Disentangling Aging and Propagation in Coronal Mass Ejections

Authors: NoeLugaz (SSC, EOS, UNH), Bin Zhuang (SSC, EOS, UNH), Sahanaj Banu (SSC, EOS, UNH), Charlie Farrugia (SSC, EOS, UNH)

Coronal mass ejections (CMEs) evolve as they move outward from the Sun, undergoing expansion, distortion, and erosion. In situ measurements in the inner heliosphere are typically compared with those at L1 to study how CME properties change with heliocentric distance. Changes in CME speed are often described as deceleration due to interaction with the solar wind during propagation. Part of this variation, however, may instead reflect CME aging, namely the intrinsic evolution of the structure as it passes over a spacecraft. These two effects are not equivalent when the CME crossing time at a spacecraft (around one day at 1 au) is a substantial fraction of the CME age (about three days at 1 au). Separating propagation from aging requires near-simultaneous measurements at different heliocentric distances, which is observationally demanding.
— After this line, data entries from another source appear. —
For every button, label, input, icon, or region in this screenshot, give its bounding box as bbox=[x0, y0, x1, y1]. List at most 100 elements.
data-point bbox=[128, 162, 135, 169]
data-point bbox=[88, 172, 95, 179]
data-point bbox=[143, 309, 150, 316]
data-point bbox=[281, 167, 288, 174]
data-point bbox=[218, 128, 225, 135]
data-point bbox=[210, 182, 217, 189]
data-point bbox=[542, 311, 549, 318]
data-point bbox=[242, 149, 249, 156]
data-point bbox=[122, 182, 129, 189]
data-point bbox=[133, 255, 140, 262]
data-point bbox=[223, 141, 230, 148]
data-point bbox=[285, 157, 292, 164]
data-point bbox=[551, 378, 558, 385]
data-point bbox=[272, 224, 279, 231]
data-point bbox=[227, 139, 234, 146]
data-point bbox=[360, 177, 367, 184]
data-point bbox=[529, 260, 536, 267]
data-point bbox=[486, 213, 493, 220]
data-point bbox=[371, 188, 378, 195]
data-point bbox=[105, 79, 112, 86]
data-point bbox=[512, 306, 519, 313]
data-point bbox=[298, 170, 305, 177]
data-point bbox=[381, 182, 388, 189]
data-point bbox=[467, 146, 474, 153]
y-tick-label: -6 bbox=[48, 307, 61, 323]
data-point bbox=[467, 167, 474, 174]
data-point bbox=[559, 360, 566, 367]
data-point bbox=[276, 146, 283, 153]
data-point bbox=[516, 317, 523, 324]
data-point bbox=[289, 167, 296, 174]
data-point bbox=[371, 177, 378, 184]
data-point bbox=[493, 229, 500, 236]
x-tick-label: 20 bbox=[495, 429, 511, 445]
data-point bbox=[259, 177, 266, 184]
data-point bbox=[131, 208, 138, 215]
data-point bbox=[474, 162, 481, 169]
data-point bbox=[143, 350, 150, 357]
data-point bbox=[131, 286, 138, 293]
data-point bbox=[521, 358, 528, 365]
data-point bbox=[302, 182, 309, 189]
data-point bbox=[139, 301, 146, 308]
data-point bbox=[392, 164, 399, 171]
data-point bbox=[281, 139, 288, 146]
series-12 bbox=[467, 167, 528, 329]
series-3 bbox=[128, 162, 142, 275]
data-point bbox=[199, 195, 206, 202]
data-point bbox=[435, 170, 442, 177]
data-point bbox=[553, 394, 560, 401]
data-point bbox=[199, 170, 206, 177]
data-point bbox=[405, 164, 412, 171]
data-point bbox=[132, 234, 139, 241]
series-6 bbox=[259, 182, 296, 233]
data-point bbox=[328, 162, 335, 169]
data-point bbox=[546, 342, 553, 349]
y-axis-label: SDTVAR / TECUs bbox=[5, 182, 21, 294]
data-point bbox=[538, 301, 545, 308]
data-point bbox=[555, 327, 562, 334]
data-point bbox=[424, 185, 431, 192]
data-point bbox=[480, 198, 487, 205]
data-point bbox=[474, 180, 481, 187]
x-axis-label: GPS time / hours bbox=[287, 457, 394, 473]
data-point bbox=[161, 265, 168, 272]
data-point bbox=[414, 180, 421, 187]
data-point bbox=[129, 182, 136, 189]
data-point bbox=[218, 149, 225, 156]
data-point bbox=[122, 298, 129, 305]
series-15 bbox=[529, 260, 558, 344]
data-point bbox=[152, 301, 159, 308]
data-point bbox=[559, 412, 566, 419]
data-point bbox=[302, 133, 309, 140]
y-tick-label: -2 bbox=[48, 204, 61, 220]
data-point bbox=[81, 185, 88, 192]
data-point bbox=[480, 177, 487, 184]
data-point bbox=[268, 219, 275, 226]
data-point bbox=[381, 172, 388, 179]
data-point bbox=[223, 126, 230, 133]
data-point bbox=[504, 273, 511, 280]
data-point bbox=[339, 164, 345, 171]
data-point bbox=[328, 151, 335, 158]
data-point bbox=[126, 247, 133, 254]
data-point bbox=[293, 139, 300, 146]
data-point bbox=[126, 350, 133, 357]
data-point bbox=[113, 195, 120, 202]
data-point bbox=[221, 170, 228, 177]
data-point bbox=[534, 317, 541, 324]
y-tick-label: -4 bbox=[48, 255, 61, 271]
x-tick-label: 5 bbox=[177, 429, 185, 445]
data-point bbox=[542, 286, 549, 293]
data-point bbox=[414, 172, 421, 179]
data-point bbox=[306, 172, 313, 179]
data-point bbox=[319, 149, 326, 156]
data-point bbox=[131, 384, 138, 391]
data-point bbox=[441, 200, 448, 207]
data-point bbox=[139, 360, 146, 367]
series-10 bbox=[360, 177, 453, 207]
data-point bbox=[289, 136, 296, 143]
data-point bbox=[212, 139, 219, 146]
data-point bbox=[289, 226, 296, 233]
Here we use CME events recorded concurrently by STEREO-A and spacecraft near L1, taking advantage of STEREO-A’s passage in front of the Sun–Earth line in August 2023. The radial offset between STEREO-A and Earth (0.05–0.06 au, roughly 25–30% of a typical magnetic cloud’s radial size) allows us to probe CME evolution on timescales of a few hours, shorter than in most previous studies. We use these observations to distinguish changes linked to aging from those caused by propagation and to assess which description better matches the data. Clarifying this distinction is important for space-weather applications that will rely on upstream measurements closer to the Sun, where the CME evolution over only a few hours can affect forecasts at Earth.